Nope. Harrington was looking for a baby sitter, and Gingras came highly recommended. “He had reached out to some coaches and coaches had said I was a quality person and trustworthy,” Gingras said, chuckling. “So I ended up babysitting (Harrington’s kids).”

—- Unfortunately last weekend’s lousy weather wiped out what was supposed to be a special, groundbreaking baseball event at Nashua North: a Cal Ripken coaches clinic involving the staffs of the Nashua North and South High School teams. A coach from each staff are now the Directors of Player and Coach Development with Cal Ripken, as a great partnership we told you about a couple of weeks ago has been made official.

“This partnership,” Cal Ripken official Matt Demers said, “aims to elevate Nashua baseball by unifying coaching approaches. This is great news for Nashua baseball.”

All involved are looking for a new date; we’ll keep you posted.

The NH Legends of Hockey are going to honor the hockey history of Nashua’s Club National at its Hall of Fame induction ceremony this October. (Courtesy photo)

—– If you’re anyone who is familiar, had family members, etc. with the hockey team that represented the Club National which is a private club that is in Nashua, then New Hampshire Legends of Hockey president Jim Hayes wants to hear from you. The Club National team played from 1922-25 and the history of Club National – or, as they call it, “Club Nationale” is going to be honored on October 26 at the NH Legends of Hockey Induction Ceremony in Concord. For more information, visit www.legendsofhockey.com. This hockey history will be fun to delve through.

—- The Masters was just incredible drama. But almost as incredible were the food prices there, believe it or not — in a good way. lunch almost seems on Augusta National. The menu of sandwiches, etc. has nothing over $3.00. Honest. Soda and water, two bucks each. Want a chicken biscuit for breakfast (ends at 10), its just three bucks. Absolutely incredible. Any event here at the North Pole would be three times that, at the very least.

—- It simply boggles the mind why NBA teams refuse to foul when a team that shoots the 3 ball as well as the Celtics do is down three with 11 seconds to go. The Knicks and their stuck-in-his-ways coach Tom Thibodeau did just that over a week ago and paid the price. The Celtics have to solve just two teams to repeat as champions, Cleveland and OKC.

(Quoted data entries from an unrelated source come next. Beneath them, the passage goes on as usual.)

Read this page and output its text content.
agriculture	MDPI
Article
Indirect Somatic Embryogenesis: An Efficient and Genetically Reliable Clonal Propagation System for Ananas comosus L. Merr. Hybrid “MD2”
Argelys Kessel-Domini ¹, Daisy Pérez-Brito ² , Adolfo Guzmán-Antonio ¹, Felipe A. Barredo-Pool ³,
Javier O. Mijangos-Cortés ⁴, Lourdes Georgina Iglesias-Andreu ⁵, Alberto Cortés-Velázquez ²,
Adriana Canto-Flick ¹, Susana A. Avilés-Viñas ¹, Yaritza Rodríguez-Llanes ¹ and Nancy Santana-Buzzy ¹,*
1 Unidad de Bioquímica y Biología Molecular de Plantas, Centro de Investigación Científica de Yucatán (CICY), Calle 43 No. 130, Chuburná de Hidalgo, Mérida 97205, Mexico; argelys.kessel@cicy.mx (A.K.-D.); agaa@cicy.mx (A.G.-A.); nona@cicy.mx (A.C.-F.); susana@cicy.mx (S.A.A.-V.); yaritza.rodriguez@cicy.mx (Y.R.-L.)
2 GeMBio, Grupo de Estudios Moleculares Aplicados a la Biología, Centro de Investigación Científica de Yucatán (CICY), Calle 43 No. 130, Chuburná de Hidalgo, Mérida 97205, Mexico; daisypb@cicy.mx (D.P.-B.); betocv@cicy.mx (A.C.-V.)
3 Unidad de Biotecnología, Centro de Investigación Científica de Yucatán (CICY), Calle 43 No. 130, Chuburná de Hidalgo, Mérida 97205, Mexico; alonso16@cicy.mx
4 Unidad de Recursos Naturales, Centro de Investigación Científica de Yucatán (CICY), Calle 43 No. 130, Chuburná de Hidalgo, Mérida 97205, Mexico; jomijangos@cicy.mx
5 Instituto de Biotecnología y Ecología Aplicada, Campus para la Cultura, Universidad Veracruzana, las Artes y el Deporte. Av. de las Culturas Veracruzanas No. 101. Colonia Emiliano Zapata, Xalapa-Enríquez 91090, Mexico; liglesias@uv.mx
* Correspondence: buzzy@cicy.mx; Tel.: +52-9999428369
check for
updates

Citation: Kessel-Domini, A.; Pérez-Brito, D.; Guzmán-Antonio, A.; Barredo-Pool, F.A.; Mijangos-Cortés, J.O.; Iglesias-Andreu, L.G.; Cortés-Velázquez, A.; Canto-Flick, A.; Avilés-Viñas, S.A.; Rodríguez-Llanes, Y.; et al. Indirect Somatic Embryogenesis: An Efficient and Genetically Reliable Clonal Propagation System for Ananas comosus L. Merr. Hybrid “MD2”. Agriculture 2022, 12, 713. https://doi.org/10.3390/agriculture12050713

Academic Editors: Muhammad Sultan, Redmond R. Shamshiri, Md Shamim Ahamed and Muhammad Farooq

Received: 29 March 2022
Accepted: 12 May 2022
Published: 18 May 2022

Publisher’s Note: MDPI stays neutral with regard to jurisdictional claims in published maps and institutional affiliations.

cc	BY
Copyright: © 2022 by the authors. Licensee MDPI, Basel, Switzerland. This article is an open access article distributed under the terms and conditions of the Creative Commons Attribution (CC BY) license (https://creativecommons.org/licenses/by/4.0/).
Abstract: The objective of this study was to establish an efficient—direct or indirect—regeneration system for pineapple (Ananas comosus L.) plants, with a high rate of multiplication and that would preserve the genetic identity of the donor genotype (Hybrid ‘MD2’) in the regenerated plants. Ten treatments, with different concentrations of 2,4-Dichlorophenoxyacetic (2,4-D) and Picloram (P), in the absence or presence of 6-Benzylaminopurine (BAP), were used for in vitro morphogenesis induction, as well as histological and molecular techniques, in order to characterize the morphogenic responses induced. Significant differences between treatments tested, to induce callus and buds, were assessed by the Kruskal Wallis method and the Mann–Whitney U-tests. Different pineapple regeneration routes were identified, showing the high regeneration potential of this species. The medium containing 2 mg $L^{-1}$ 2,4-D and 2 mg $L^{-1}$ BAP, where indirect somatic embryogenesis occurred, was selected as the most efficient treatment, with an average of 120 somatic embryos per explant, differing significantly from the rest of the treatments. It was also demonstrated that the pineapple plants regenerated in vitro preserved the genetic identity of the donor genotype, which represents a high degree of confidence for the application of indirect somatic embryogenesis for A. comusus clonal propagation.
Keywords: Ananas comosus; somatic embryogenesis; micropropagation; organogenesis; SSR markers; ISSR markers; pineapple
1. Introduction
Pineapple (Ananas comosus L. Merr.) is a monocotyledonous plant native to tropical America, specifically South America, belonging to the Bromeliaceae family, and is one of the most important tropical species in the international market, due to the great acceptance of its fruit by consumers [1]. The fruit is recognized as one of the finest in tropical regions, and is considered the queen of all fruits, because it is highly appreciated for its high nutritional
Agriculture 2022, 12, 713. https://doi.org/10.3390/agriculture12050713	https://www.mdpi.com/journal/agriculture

— Watching the Duke meltdown and the final possession Houston had in the NCAA men’s Final Four should remind us all that, despite all the money now involved, this is not the NBA. These are still kids, believe it or not, and in those situations, the kids panicked. Pure and simple.

—– What is all the big fuss over the Patriots trading Joe Milton III to Dallas? He was a sixth round – that’s SIXTH – draft pick, and sure, has raw talent, etc. But he lasted that long in the draft for a reason. Now, that’s not to say Milton can’t become a star if his talent can be harnessed, but he wasn’t going to play in New England, and the team got a fifth round pick for him. Those who thought they could get a third round pick in a deal are nuts. Milton was a backup to the backup. Period, end of story. Stop with the nonsense and conspiracy theories. And let”s see who the Patriots draft at No. 4. We still say it should be LSU offensive lineman Will Campbell. Sorry.